Fullmetal Alchemist La Vengeance De Scar

Ah, Fullmetal Alchemist ! La série qui nous a fait aimer les bras mécaniques et les discussions philosophiques sur la loi de l'échange équivalent. Mais aujourd'hui, on ne va pas parler des frères Elric et de leurs aventures culinaires (qui, avouons-le, sont souvent plus dangereuses que les combats), non. On va mettre sous les projecteurs un monsieur qui, disons-le, a un agenda chargé et un look qui ne passe pas inaperçu : Scar.
Pour ceux qui auraient vécu sous un rocher (ou qui seraient juste nouveaux dans le monde merveilleux de l'alchimie), Scar est ce type qui porte une armure infernale et dont le but dans la vie est de... eh bien, de faire la guerre aux alchimistes d'État. Oui, vous avez bien lu. Il a une dent contre eux. Une grosse, une très grosse dent, taillée sur mesure avec une pincée de vengeance et une tonne de douleur.
On pourrait le décrire comme l'anti-héros par excellence. Ou comme le type qui, lors d'une fête, vous expliquerait avec un sourire de façade pourquoi il déteste les gentils militaires. Son histoire est, comme souvent dans FMA, loin d'être simple. Elle est aussi complexe que de comprendre pourquoi Edward Elric a toujours autant de mal à atteindre les étagères les plus hautes. Il s'agit de la destruction de son peuple, de la perte de ses proches, et d'une soif de justice qui confine parfois à une légère obsession.
Ce qui est génial avec Scar, c'est qu'il n'est pas juste un méchant qui casse tout. Oh non. Il a une approche scientifique à sa vengeance, si l'on peut dire. Son alchimie, qu'il utilise avec une maestria déconcertante, est de la destruction pure. Pas de jolies fleurs qui poussent, non. Plutôt des bâtiments qui s'écroulent et des armures qui fondent. Le genre de truc qui vous fait dire : "Bon, peut-être que je ne vais pas lui proposer de soutien scolaire en alchimie."
Et puis, il y a ce petit œil qui ne rate jamais une cible. Une précision chirurgicale, une détermination de fer. On sent bien que quand Scar met quelque chose en tête, ça se fait. Il est comme votre grand-mère qui décide de refaire toute la décoration de la maison : ça bouge, et ça ne rigole pas.

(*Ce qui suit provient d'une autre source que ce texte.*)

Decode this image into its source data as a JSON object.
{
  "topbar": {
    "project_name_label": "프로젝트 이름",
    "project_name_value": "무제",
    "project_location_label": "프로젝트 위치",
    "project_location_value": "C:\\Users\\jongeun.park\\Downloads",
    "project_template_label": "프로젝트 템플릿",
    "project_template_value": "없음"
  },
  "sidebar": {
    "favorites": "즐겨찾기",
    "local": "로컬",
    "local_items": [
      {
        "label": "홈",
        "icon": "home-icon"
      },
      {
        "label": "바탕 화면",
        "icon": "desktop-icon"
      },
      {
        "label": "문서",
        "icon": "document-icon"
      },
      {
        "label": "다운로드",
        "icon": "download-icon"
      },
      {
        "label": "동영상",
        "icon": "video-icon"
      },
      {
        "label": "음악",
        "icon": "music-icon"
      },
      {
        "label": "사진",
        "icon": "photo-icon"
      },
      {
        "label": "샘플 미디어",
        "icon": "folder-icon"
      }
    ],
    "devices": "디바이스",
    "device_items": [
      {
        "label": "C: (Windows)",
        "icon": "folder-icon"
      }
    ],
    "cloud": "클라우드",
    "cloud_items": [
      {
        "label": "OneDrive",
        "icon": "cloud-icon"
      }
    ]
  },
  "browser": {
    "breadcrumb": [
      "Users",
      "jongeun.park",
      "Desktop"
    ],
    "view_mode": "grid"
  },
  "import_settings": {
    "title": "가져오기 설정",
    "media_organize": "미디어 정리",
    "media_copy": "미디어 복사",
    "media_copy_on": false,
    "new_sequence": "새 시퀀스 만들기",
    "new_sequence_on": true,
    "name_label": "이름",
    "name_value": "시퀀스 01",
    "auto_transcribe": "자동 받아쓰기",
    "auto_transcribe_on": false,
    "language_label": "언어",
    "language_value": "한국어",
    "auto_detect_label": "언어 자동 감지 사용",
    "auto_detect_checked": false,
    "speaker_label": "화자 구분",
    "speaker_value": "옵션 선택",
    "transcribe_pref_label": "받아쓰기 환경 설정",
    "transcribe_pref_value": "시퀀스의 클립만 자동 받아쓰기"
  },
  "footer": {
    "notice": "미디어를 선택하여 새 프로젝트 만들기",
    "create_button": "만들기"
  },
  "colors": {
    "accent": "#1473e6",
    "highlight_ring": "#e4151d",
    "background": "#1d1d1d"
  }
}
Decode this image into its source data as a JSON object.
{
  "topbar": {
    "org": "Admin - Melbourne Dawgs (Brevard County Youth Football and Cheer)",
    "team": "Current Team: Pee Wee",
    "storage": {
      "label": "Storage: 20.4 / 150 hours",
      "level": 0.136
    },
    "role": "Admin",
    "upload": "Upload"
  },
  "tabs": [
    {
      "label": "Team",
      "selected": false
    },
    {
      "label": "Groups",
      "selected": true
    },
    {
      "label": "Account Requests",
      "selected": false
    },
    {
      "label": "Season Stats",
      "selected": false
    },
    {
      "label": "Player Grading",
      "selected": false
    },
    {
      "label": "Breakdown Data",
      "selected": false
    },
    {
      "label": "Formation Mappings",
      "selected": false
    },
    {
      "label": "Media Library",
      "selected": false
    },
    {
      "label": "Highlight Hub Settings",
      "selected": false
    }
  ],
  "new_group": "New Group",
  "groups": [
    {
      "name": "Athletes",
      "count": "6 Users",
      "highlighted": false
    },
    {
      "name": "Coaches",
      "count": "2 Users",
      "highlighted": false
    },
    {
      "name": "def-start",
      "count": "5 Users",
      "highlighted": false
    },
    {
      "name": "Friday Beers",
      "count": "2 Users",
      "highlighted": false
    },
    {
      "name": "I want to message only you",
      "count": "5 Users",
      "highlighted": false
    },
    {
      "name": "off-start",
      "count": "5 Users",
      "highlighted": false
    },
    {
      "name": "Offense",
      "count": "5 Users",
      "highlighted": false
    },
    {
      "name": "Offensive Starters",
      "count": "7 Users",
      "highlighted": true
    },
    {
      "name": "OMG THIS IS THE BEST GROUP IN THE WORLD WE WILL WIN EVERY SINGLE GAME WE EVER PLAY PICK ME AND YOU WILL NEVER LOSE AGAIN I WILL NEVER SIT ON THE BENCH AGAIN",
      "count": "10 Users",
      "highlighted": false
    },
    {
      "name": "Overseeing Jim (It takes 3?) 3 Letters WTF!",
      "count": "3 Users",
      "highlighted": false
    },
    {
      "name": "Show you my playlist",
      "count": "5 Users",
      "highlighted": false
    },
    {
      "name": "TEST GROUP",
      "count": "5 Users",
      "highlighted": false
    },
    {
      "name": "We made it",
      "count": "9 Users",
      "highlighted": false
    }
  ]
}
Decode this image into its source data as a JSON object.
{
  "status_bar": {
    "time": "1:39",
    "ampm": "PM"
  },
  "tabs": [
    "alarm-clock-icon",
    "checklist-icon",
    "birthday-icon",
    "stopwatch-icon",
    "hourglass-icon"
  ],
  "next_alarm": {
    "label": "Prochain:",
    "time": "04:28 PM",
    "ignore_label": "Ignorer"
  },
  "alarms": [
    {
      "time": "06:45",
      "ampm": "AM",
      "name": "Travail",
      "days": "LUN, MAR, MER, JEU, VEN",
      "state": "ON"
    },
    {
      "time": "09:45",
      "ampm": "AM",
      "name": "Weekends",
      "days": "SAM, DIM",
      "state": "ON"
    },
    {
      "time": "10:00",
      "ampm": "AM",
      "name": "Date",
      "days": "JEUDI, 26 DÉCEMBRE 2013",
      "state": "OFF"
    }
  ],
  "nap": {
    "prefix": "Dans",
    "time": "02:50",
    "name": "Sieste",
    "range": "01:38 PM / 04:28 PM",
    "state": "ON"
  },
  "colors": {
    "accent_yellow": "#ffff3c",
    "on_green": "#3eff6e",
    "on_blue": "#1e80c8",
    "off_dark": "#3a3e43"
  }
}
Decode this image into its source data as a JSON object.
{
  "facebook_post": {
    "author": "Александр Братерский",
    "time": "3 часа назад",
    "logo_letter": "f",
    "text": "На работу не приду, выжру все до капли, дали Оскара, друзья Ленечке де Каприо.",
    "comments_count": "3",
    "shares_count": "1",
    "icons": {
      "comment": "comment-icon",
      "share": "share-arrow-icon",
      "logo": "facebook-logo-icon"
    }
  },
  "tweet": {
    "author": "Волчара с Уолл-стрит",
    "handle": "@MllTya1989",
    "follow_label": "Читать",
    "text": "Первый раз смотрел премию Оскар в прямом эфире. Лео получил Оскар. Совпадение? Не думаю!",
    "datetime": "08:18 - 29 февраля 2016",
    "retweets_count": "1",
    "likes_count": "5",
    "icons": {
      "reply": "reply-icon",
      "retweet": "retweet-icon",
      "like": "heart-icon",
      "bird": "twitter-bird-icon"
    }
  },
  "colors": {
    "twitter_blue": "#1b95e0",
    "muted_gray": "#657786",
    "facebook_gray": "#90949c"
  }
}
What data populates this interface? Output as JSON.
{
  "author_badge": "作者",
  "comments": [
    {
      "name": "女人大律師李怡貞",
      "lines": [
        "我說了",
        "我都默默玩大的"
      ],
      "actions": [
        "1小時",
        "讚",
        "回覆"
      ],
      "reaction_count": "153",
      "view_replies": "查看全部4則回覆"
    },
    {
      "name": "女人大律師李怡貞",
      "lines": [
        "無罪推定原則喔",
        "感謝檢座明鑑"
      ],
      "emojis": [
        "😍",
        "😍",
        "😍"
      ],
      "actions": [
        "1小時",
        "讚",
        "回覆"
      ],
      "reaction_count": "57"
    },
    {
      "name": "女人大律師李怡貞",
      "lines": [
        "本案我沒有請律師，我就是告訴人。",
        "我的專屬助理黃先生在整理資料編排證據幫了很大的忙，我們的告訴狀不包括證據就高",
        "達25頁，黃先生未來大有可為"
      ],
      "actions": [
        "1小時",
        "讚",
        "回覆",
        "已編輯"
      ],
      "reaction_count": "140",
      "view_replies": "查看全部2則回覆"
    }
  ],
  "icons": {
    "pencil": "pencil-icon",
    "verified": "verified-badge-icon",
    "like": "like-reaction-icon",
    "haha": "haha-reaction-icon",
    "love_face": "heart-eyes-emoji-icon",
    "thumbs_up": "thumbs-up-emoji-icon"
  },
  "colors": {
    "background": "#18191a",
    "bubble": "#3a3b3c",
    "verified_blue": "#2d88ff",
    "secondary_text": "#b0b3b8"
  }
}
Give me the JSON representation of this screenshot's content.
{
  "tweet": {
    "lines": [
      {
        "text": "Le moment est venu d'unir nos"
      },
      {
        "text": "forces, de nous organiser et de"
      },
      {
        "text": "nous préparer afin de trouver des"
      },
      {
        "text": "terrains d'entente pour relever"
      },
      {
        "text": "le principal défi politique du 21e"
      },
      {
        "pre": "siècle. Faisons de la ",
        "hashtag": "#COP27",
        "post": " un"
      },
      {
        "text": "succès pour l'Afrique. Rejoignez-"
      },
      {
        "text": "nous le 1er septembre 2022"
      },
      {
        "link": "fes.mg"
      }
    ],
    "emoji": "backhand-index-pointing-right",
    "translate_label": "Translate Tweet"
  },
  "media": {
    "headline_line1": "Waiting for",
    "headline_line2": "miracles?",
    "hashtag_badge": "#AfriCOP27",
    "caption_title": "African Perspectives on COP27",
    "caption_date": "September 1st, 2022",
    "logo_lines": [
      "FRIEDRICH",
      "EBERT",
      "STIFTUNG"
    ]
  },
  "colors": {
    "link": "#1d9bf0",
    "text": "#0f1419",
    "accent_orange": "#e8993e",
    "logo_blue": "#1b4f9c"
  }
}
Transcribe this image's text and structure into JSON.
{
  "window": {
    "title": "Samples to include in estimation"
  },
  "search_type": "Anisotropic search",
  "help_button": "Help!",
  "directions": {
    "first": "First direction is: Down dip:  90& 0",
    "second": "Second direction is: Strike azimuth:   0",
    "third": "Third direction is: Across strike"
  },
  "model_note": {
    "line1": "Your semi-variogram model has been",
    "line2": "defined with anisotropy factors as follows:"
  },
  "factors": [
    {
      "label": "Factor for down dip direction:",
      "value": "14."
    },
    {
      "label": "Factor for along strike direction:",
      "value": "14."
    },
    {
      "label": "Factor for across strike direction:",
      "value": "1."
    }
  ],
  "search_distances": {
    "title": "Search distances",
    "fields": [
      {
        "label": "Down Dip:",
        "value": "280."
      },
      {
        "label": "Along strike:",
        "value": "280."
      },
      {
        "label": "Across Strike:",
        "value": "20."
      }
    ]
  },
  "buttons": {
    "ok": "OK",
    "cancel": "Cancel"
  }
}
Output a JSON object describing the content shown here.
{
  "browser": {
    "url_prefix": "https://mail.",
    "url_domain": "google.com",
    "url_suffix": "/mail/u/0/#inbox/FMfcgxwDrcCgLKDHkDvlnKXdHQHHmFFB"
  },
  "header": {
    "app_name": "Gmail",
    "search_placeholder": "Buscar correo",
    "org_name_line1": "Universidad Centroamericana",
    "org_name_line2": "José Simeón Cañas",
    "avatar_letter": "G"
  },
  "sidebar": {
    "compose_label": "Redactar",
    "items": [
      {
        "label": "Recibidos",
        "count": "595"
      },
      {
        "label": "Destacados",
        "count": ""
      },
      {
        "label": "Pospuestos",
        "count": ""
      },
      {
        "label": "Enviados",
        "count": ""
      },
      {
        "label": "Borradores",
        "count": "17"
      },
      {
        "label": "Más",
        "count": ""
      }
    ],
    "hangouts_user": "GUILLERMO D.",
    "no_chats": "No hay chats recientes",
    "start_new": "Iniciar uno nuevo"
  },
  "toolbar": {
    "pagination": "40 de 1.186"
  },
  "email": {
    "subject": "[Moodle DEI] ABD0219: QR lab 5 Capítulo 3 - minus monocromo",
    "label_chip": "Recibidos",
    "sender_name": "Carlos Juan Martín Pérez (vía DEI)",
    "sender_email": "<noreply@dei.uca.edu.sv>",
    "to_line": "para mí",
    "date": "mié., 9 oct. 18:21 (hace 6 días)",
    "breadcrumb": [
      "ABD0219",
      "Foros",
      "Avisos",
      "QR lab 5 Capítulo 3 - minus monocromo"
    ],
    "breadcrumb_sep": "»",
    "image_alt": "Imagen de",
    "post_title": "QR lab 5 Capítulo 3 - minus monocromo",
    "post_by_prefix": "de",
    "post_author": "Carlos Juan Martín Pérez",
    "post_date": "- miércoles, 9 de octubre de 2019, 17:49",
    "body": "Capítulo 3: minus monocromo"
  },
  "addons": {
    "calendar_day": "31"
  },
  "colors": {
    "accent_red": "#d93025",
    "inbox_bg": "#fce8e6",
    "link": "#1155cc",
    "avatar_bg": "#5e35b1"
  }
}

Mais, et c'est là que FMA brille, les choses ne sont jamais noires ou blanches. Et Scar non plus. Au fil de ses rencontres, notamment avec Alphonse Elric (le gentil robot, pas le petit frère furax), on découvre des facettes plus complexes. Des moments où l'on se dit : "Attends, ce type est peut-être plus que juste un tueur d'alchimistes." Il commence à remettre en question sa propre croisade, à voir les nuances dans le monde gris de l'alchimie d'État.
La Vengeance de Scar, c'est un peu comme regarder quelqu'un essayer de démonter un puzzle très compliqué avec un marteau. Ça fait du bruit, ça a l'air spectaculaire, et au final, on espère juste qu'il trouvera les bonnes pièces. Et quand il y arrive, c'est sacrément satisfaisant.

Alors, la prochaine fois que vous verrez un type avec une armure et une expression aussi joviale qu'un examen surprise, rappelez-vous de Scar. Parce que même avec une envie de retribution, on peut avoir une leçon à donner. Et parfois, cette leçon, c'est juste de savoir que même le plus implacable des vengeurs peut, avec un peu d'aide (et beaucoup de dialogues intenses), trouver une vérité qui dépasse la rancœur. Ou, au moins, apprendre à ne pas faire exploser son déjeuner.
En bref, Scar : le gars qui vous prouve qu'une bonne raison de se battre peut parfois se transformer en une excuse pour de superbes scènes d'action. Et ça, dans FMA, on adore. Surtout quand ça finit par un sourire (même s'il est un peu forcé).